Contract administration duties will include:
- Preparation and/or collation of tender documents and contract documents.
- Issuing instructions to the contractor.
- Issuing certificates under the building contract – for example payment certificates, practical or partial completion certificates and the final certificate.
- Valuing the works and agreeing the final amount (where there is no quantity surveyor).
- Dealing with contractors’ applications for extensions of time and extra payment.
- Inspecting the works at stages during the construction and preparing defects lists at practical completion and at the end of the defects rectification period. This is not a duty to supervise the works unless the contract administrator is expressly appointed for this role and is aware of their additional responsibilities and duties. (See section on site supervision below.)
When issuing payment certificates, there are two key strands to the contract administrator’s role:
- They must take reasonable steps to ensure that the work which is to be the subject of the certificate has been properly carried out in compliance with the building contract. What is “reasonable” will depend upon the size, nature and complexity of the project.
- They must take reasonable steps to ensure that the work is properly valued i.e. that claims for payment are reasonable and justified by the work done at the time, both in terms of quality and amount.

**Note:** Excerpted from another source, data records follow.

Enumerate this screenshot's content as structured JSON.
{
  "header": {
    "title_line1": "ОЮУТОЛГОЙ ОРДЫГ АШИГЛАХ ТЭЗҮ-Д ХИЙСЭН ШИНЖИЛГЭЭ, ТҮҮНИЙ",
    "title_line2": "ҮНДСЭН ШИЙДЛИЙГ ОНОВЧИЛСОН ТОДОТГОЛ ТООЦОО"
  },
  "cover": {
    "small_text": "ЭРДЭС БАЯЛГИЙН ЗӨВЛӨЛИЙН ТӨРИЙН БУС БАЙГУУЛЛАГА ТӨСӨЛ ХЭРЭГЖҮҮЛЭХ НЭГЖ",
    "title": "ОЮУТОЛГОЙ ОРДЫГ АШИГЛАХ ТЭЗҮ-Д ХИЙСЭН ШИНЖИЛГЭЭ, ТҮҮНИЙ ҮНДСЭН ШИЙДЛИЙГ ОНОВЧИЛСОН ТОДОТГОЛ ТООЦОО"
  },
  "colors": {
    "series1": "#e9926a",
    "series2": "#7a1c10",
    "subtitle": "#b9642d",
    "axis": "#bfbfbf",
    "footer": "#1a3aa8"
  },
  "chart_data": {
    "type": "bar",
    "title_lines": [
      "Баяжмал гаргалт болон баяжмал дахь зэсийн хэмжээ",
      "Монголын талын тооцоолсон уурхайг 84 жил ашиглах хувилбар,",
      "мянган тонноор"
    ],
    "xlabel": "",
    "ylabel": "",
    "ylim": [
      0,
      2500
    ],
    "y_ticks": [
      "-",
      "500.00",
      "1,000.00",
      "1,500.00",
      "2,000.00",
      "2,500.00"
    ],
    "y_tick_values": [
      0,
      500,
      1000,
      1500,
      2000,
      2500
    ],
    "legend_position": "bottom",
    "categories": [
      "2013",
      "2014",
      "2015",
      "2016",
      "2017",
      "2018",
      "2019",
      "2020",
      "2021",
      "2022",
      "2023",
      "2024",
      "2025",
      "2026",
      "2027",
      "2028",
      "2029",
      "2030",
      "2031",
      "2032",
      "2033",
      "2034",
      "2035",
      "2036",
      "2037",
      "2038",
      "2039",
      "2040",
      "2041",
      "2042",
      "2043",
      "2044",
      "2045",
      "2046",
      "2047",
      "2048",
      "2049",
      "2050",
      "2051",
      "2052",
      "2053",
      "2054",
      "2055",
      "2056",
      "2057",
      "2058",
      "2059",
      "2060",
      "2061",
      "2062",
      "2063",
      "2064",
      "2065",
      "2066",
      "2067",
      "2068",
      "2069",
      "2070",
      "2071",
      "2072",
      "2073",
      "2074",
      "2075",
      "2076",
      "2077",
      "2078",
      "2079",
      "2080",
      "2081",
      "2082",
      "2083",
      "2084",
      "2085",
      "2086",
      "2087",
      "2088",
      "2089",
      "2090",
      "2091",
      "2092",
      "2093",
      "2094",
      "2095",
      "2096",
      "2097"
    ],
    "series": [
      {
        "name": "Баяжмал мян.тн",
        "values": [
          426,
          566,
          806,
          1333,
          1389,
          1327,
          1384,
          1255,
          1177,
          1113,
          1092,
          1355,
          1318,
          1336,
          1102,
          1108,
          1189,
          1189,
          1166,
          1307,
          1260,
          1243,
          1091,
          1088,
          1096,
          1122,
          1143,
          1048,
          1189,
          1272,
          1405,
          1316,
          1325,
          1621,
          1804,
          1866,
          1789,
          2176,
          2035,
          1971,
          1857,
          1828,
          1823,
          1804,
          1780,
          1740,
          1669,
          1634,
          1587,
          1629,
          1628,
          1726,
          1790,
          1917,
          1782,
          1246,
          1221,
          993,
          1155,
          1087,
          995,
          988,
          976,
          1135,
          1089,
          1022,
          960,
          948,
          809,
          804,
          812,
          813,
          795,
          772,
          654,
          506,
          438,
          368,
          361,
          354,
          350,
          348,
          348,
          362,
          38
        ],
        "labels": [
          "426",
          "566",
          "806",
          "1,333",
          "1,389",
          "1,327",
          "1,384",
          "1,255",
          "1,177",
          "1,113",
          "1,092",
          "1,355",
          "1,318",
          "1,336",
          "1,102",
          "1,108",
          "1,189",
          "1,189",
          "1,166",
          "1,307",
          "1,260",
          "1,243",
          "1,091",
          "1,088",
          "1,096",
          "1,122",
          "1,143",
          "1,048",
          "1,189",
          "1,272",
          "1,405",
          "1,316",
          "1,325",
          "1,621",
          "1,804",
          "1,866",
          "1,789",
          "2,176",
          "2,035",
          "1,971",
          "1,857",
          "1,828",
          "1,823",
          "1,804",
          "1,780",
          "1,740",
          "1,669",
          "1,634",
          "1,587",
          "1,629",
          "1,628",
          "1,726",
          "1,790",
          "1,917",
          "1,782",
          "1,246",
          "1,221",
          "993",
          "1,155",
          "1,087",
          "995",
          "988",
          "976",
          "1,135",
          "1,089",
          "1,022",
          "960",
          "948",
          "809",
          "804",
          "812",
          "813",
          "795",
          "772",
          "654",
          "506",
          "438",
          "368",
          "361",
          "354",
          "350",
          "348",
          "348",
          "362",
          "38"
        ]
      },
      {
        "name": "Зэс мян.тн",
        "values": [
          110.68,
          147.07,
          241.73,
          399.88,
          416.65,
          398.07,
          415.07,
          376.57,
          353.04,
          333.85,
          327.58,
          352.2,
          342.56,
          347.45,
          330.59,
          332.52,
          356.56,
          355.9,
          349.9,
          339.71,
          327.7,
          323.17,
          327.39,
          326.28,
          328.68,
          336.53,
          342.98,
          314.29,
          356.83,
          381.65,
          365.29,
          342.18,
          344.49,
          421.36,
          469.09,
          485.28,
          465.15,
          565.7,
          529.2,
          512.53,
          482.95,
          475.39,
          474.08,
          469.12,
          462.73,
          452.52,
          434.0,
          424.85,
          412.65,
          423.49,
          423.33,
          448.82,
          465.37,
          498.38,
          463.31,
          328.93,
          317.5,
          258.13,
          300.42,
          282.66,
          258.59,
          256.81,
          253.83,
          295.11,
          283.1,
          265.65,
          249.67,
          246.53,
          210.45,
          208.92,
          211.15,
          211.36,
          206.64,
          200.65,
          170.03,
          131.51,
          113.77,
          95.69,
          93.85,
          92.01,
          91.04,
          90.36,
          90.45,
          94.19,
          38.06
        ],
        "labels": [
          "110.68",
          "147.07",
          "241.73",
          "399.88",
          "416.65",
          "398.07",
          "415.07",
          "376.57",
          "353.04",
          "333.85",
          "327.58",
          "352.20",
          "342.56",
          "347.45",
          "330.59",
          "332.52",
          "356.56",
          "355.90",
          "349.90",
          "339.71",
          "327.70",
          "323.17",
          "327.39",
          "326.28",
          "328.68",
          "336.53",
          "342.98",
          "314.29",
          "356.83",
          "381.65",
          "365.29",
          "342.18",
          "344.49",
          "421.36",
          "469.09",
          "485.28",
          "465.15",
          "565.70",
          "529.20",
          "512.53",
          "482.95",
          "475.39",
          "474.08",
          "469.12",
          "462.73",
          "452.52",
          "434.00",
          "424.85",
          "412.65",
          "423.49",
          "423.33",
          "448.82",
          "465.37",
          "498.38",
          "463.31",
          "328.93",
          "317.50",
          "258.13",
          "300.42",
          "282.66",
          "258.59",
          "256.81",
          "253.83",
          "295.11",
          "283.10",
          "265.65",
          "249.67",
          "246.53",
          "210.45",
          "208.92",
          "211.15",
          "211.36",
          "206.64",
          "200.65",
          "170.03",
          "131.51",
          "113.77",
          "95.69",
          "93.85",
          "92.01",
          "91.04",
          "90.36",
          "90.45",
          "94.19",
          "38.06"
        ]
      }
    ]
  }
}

When issuing a final certificate, particular caution should be exercised. There is a danger that, in the absence of wording to the contrary, a Court will normally view a final certificate as conclusive evidence as to the quality of workmanship and materials. As such, if a contractor is in possession of a final certificate, it may be difficult for the client to get any redress from the contractor if defects arise after the certificate has been issued. In these circumstances the client would inevitably seek to claim solely against the consultant who issued the certificate. The wording of the building contract should always be checked to guard against this outcome. (Our contract administration forms provide for such eventualities).